Я и теперь вижу этот мой класс в цвете. Цвет остался в памяти. Ни с чем не спутать.
Класс «А» — черный бархат с розовым: не та чернота, которая черным-черна, а та изысканность глубины темной, которая, как у Ренуара, вся в свету, в солнечных бликах, в полнокровии цвета. Цвет на качелях в голубой листве… Может быть, оттого, что классная комната была в самом солнечном месте: лица всегда струились в потоке света. И на улице этот класс вижу. От морозной легкости еще тоньше розовость оттенков. Лица вобрали всю белизну снега, рею солнечность морозного серебра. И по белой парче рубиновое звучание — это Оля Бреттер плывет, едва заметное плоскостопие, ноги в унтах — посредине цветной узор, точно из снега красная брусника к ногам кинулась. И стремительность скольжения Светы Шафрановой. На ней черное пальто в рубчик. И белая шаль, не розовая, а ослепительно белая, и лицо белое, и на нем как высеченные резцом дуги бровей и смеющиеся глаза. В ней все совершенство — и этого-то будто никто и не замечает.
И Юля Шарова — голубое на белом снегу; пальто голубое, валенки голубые, глаза бирюзой. И мальчишки — строгая линия, черно-белая гамма, спортивные куртки, белые воротнички. Всматриваюсь в фотографию. В центре Валерий Чернов — лучший математик и круглый двоечник, помешался на лошадях и собаках, влюблен в Свету Шафранову, и она к нему как-то странно относится. Видел однажды в походе, как она торцом стебля сосчитала веснушки на его лице — двадцать семь!
И Саша Надбавцев, этакий блуждающий взгляд, и любимое словцо: «сударь», и девочкам: «сударыня», и только Свете Шафрановой: «Как чувствует себя мисс?», и мне: «Я вас очень прошу, не затрудняйте себя своим вниманием», и солнечный зайчик, в руке- это лезвие, которым Саша на уроке вырезает на своей руке слово «Радио», по-настоящему вырезает, промокашкой впитывает кровь, отчего вздрагивает спина впереди сидящей Шафрановой, он ей что-то доказать хочет.
И Коля Кузьмин — русая взлохмаченность поверх высокого затененного лба, очки в роговой коричневой оправе, губы умброй натуральной, и пристальность в себя, оставшаяся с ночи, когда он двадцать раз повторял великую фразу философа: ничего нет в мире, кроме звездного неба над нами и нравственного закона внутри нас. И томик стихов рядом.

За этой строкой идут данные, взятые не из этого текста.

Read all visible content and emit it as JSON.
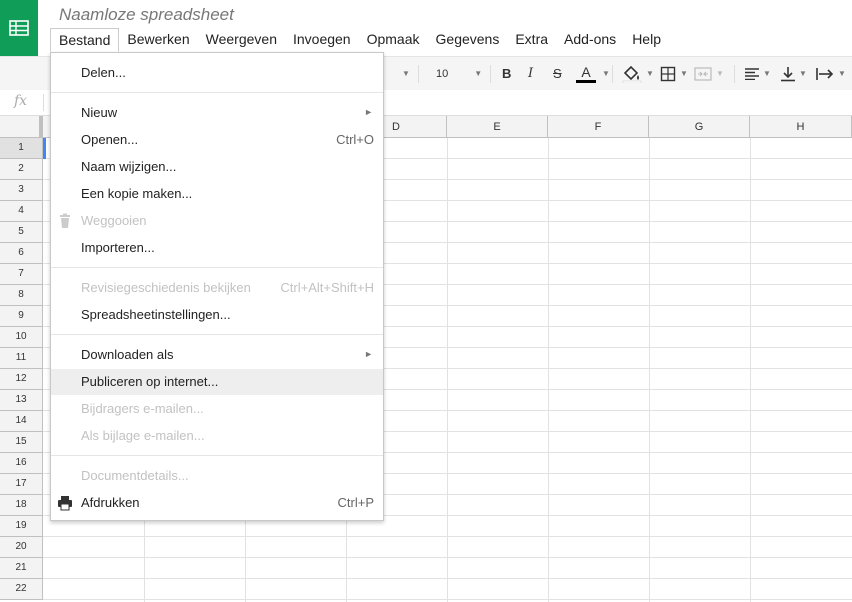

После моих тихих соленгинских ребятишек, пахнущих хвоей, настом и брусникой, этих печорских ребят я детьми назвать не мог. Здесь все требовало равенства. Больше того, из всего этого черно-розового гурманства вылезало превосходство.

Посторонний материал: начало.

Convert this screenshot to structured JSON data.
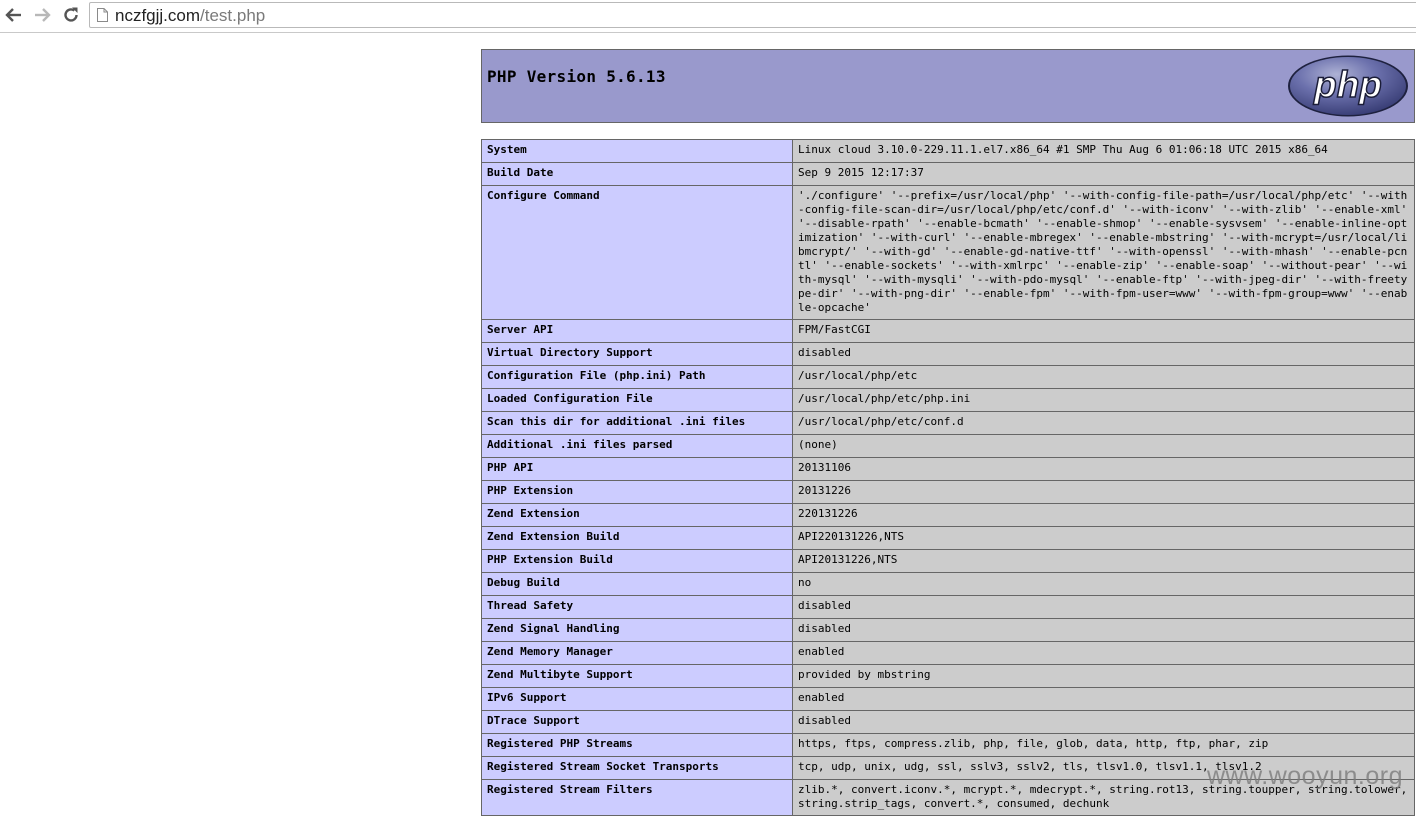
{
  "browser": {
    "url_host": "nczfgjj.com",
    "url_path": "/test.php"
  },
  "icons": {
    "back": "back-arrow-icon",
    "forward": "forward-arrow-icon",
    "reload": "reload-icon",
    "page": "page-icon",
    "logo": "php-logo"
  },
  "colors": {
    "header_bg": "#9999cc",
    "label_bg": "#ccccff",
    "value_bg": "#cccccc",
    "border": "#666666"
  },
  "header": {
    "title": "PHP Version 5.6.13",
    "logo_text": "php"
  },
  "rows": [
    {
      "label": "System",
      "value": "Linux cloud 3.10.0-229.11.1.el7.x86_64 #1 SMP Thu Aug 6 01:06:18 UTC 2015 x86_64"
    },
    {
      "label": "Build Date",
      "value": "Sep 9 2015 12:17:37"
    },
    {
      "label": "Configure Command",
      "value": "'./configure' '--prefix=/usr/local/php' '--with-config-file-path=/usr/local/php/etc' '--with-config-file-scan-dir=/usr/local/php/etc/conf.d' '--with-iconv' '--with-zlib' '--enable-xml' '--disable-rpath' '--enable-bcmath' '--enable-shmop' '--enable-sysvsem' '--enable-inline-optimization' '--with-curl' '--enable-mbregex' '--enable-mbstring' '--with-mcrypt=/usr/local/libmcrypt/' '--with-gd' '--enable-gd-native-ttf' '--with-openssl' '--with-mhash' '--enable-pcntl' '--enable-sockets' '--with-xmlrpc' '--enable-zip' '--enable-soap' '--without-pear' '--with-mysql' '--with-mysqli' '--with-pdo-mysql' '--enable-ftp' '--with-jpeg-dir' '--with-freetype-dir' '--with-png-dir' '--enable-fpm' '--with-fpm-user=www' '--with-fpm-group=www' '--enable-opcache'"
    },
    {
      "label": "Server API",
      "value": "FPM/FastCGI"
    },
    {
      "label": "Virtual Directory Support",
      "value": "disabled"
    },
    {
      "label": "Configuration File (php.ini) Path",
      "value": "/usr/local/php/etc"
    },
    {
      "label": "Loaded Configuration File",
      "value": "/usr/local/php/etc/php.ini"
    },
    {
      "label": "Scan this dir for additional .ini files",
      "value": "/usr/local/php/etc/conf.d"
    },
    {
      "label": "Additional .ini files parsed",
      "value": "(none)"
    },
    {
      "label": "PHP API",
      "value": "20131106"
    },
    {
      "label": "PHP Extension",
      "value": "20131226"
    },
    {
      "label": "Zend Extension",
      "value": "220131226"
    },
    {
      "label": "Zend Extension Build",
      "value": "API220131226,NTS"
    },
    {
      "label": "PHP Extension Build",
      "value": "API20131226,NTS"
    },
    {
      "label": "Debug Build",
      "value": "no"
    },
    {
      "label": "Thread Safety",
      "value": "disabled"
    },
    {
      "label": "Zend Signal Handling",
      "value": "disabled"
    },
    {
      "label": "Zend Memory Manager",
      "value": "enabled"
    },
    {
      "label": "Zend Multibyte Support",
      "value": "provided by mbstring"
    },
    {
      "label": "IPv6 Support",
      "value": "enabled"
    },
    {
      "label": "DTrace Support",
      "value": "disabled"
    },
    {
      "label": "Registered PHP Streams",
      "value": "https, ftps, compress.zlib, php, file, glob, data, http, ftp, phar, zip"
    },
    {
      "label": "Registered Stream Socket Transports",
      "value": "tcp, udp, unix, udg, ssl, sslv3, sslv2, tls, tlsv1.0, tlsv1.1, tlsv1.2"
    },
    {
      "label": "Registered Stream Filters",
      "value": "zlib.*, convert.iconv.*, mcrypt.*, mdecrypt.*, string.rot13, string.toupper, string.tolower, string.strip_tags, convert.*, consumed, dechunk"
    }
  ],
  "watermark": "www.wooyun.org"
}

Эвээмные мозги Новикова все подсчитали, все учли в распределении трех восьмых. В этом ослепительно-розовом «А» классе и его сын — Эдуард, которого зовут Кидэ — прочтешь наоборот — получится: Эдик. Он весь в отца: такая же голубизна глаз, еще новорожденней цвет лица, и оценочность в глазах, разрешительность, при его малом росте — солидность синего костюма, солидность манеры сидеть, ровность голоса — куда все это подевалось потом? Через двадцать пять лет мне скажут: «Спился Кидэ».

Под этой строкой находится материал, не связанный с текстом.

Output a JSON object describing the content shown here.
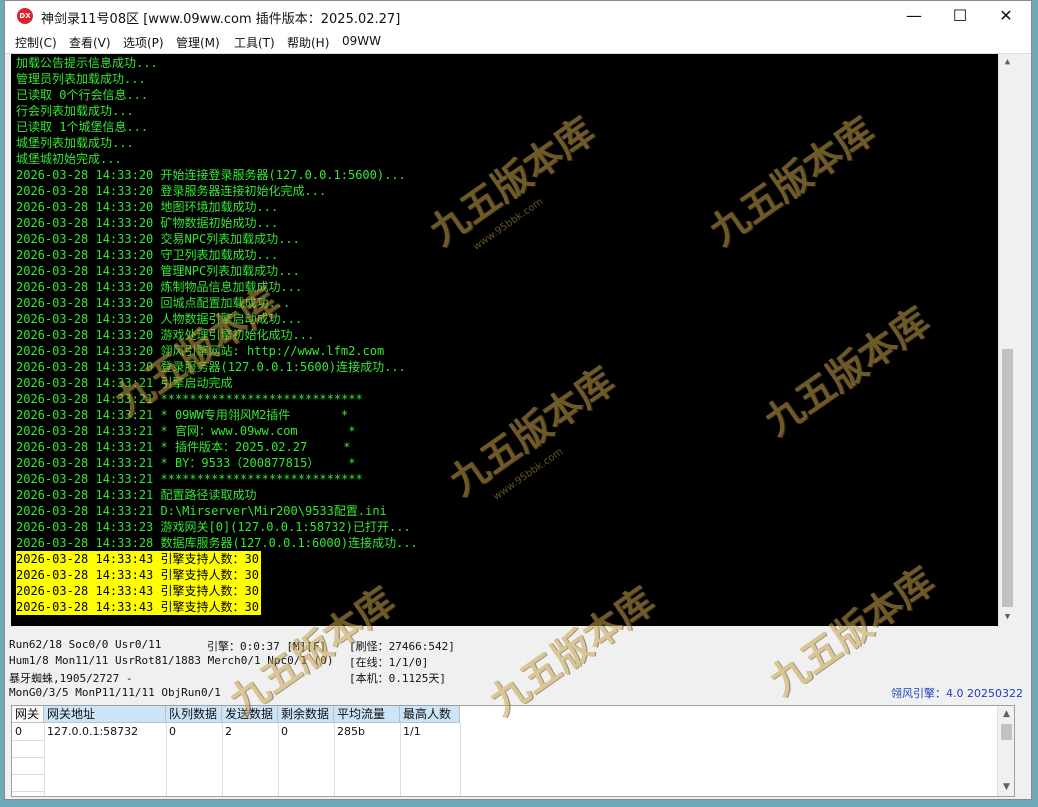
{
  "window": {
    "title": "神剑录11号08区 [www.09ww.com 插件版本：2025.02.27]",
    "icon_label": "DX",
    "minimize": "—",
    "maximize": "☐",
    "close": "✕"
  },
  "menu": [
    {
      "label": "控制(C)"
    },
    {
      "label": "查看(V)"
    },
    {
      "label": "选项(P)"
    },
    {
      "label": "管理(M)"
    },
    {
      "label": "工具(T)"
    },
    {
      "label": "帮助(H)"
    },
    {
      "label": "09WW"
    }
  ],
  "log": [
    {
      "text": "加载公告提示信息成功..."
    },
    {
      "text": "管理员列表加载成功..."
    },
    {
      "text": "已读取 0个行会信息..."
    },
    {
      "text": "行会列表加载成功..."
    },
    {
      "text": "已读取 1个城堡信息..."
    },
    {
      "text": "城堡列表加载成功..."
    },
    {
      "text": "城堡城初始完成..."
    },
    {
      "text": "2026-03-28 14:33:20 开始连接登录服务器(127.0.0.1:5600)..."
    },
    {
      "text": "2026-03-28 14:33:20 登录服务器连接初始化完成..."
    },
    {
      "text": "2026-03-28 14:33:20 地图环境加载成功..."
    },
    {
      "text": "2026-03-28 14:33:20 矿物数据初始成功..."
    },
    {
      "text": "2026-03-28 14:33:20 交易NPC列表加载成功..."
    },
    {
      "text": "2026-03-28 14:33:20 守卫列表加载成功..."
    },
    {
      "text": "2026-03-28 14:33:20 管理NPC列表加载成功..."
    },
    {
      "text": "2026-03-28 14:33:20 炼制物品信息加载成功..."
    },
    {
      "text": "2026-03-28 14:33:20 回城点配置加载成功..."
    },
    {
      "text": "2026-03-28 14:33:20 人物数据引擎启动成功..."
    },
    {
      "text": "2026-03-28 14:33:20 游戏处理引擎初始化成功..."
    },
    {
      "text": "2026-03-28 14:33:20 翎风引擎网站: http://www.lfm2.com"
    },
    {
      "text": "2026-03-28 14:33:20 登录服务器(127.0.0.1:5600)连接成功..."
    },
    {
      "text": "2026-03-28 14:33:21 引擎启动完成"
    },
    {
      "text": "2026-03-28 14:33:21 ****************************"
    },
    {
      "text": "2026-03-28 14:33:21 * 09WW专用翎风M2插件       *"
    },
    {
      "text": "2026-03-28 14:33:21 * 官网：www.09ww.com       *"
    },
    {
      "text": "2026-03-28 14:33:21 * 插件版本：2025.02.27     *"
    },
    {
      "text": "2026-03-28 14:33:21 * BY：9533（200877815）    *"
    },
    {
      "text": "2026-03-28 14:33:21 ****************************"
    },
    {
      "text": "2026-03-28 14:33:21 配置路径读取成功"
    },
    {
      "text": "2026-03-28 14:33:21 D:\\Mirserver\\Mir200\\9533配置.ini"
    },
    {
      "text": "2026-03-28 14:33:23 游戏网关[0](127.0.0.1:58732)已打开..."
    },
    {
      "text": "2026-03-28 14:33:28 数据库服务器(127.0.0.1:6000)连接成功..."
    },
    {
      "text": "2026-03-28 14:33:43 引擎支持人数：30",
      "highlight": true
    },
    {
      "text": "2026-03-28 14:33:43 引擎支持人数：30",
      "highlight": true
    },
    {
      "text": "2026-03-28 14:33:43 引擎支持人数：30",
      "highlight": true
    },
    {
      "text": "2026-03-28 14:33:43 引擎支持人数：30",
      "highlight": true
    }
  ],
  "status": {
    "run": "Run62/18 Soc0/0 Usr0/11",
    "engine": "引擎：0:0:37 [M][F]",
    "refresh": "[刷怪：27466:542]",
    "hum": "Hum1/8 Mon11/11 UsrRot81/1883 Merch0/1 Npc0/1 (0)",
    "online": "[在线：1/1/0]",
    "monster": "暴牙蜘蛛,1905/2727 -",
    "local": "[本机：0.1125天]",
    "mon_gen": "MonG0/3/5 MonP11/11/11 ObjRun0/1",
    "brand": "翎风引擎：4.0 20250322"
  },
  "gateway_table": {
    "headers": [
      "网关",
      "网关地址",
      "队列数据",
      "发送数据",
      "剩余数据",
      "平均流量",
      "最高人数"
    ],
    "rows": [
      [
        "0",
        "127.0.0.1:58732",
        "0",
        "2",
        "0",
        "285b",
        "1/1"
      ]
    ]
  },
  "watermark": {
    "text": "九五版本库",
    "url": "www.95bbk.com"
  }
}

А пока Кидэ всматривается в меня на первом уроке, и Чернов рот раскрыл, и Светлана Шафранова забылась и смеется, когда я дерзкую пушкинскую легкость прорисовываю. И Коля Кузьмин, не сдавшись, все же примкнул ко мне: помимо своей воли примкнул, забыл о себе, слушает.
— Вы моих оболтусов совершенно покорили, — скажет мне Екатерина Ивановна Бреттер, это ее дочь в моем классе.
А я уже бегу к Тарабрину и покупаю Вересаева, и Вяземского с Пушкиным прошу — и все горит во мне, точно я заветные карты из «Пиковой дамы» вытащил.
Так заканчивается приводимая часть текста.